In software intended for production use it normal for a substantial fraction of the code to be devoted to error detection and recovery. In example code this is less desirable, and taken to extremes can be a serious distraction, but code with no error handling can be criticised for setting a bad example.

The approach taken on this web site is to detect most errors, but handle them in a perfunctory manner with no attempt at cleanup or recovery. This typically means:

Recovery is attempted for errors that are expected to occur routinely and which the software must be able to handle appropriately if it is to stand any chance of working as intended. Examples include EAGAIN and EWOULDBLOCK when using non-blocking sockets.

Error handling in C

Fatal errors in C are indicated by calling a function called die, which does not return.
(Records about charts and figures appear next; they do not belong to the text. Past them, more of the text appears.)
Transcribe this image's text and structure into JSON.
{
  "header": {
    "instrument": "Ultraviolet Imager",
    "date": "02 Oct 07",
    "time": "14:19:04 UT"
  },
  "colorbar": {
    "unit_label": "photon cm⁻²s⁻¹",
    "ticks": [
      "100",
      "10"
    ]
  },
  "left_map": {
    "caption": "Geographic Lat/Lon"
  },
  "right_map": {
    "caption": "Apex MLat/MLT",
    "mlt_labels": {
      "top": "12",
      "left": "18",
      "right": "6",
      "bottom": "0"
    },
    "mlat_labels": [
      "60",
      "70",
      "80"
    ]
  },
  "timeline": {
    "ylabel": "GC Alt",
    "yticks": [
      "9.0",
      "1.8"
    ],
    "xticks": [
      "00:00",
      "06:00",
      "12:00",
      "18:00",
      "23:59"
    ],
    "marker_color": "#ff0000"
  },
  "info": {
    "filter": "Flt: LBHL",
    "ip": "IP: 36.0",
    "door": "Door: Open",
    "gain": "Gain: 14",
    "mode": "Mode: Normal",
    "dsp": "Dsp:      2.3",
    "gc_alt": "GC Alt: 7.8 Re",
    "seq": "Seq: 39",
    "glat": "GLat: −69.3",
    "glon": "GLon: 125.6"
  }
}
Non-fatal errors are indicated by calling a function called warn. Both of these take the same arguments as printf (for the purpose of supplying an error message). They could be implemented as follows:

#include <stdarg.h>
#include <stdio.h>
#include <stdlib.h>

void die(const char* format,...) {
        va_list va;
        va_start(va,format);
        vfprintf(stderr,format,va);
        va_end(va);
        exit(1);
}

void warn(const char* format,...) {
        va_list va;
        va_start(va,format);
        vfprintf(stderr,format,va);
        va_end(va);
}

Error handling in C++

Fatal errors in C++ are indicated by throwing an instance of std::exception. Non-fatal errors are indicated by writing a message to std::cerr.

Error handling in Perl

Fatal errors in Perl are indicated by means of a die statement, which normally causes an exception to be thrown. Non-fatal errors are indicated by means of a warn statement, which normally causes a message to be written to STDOUT.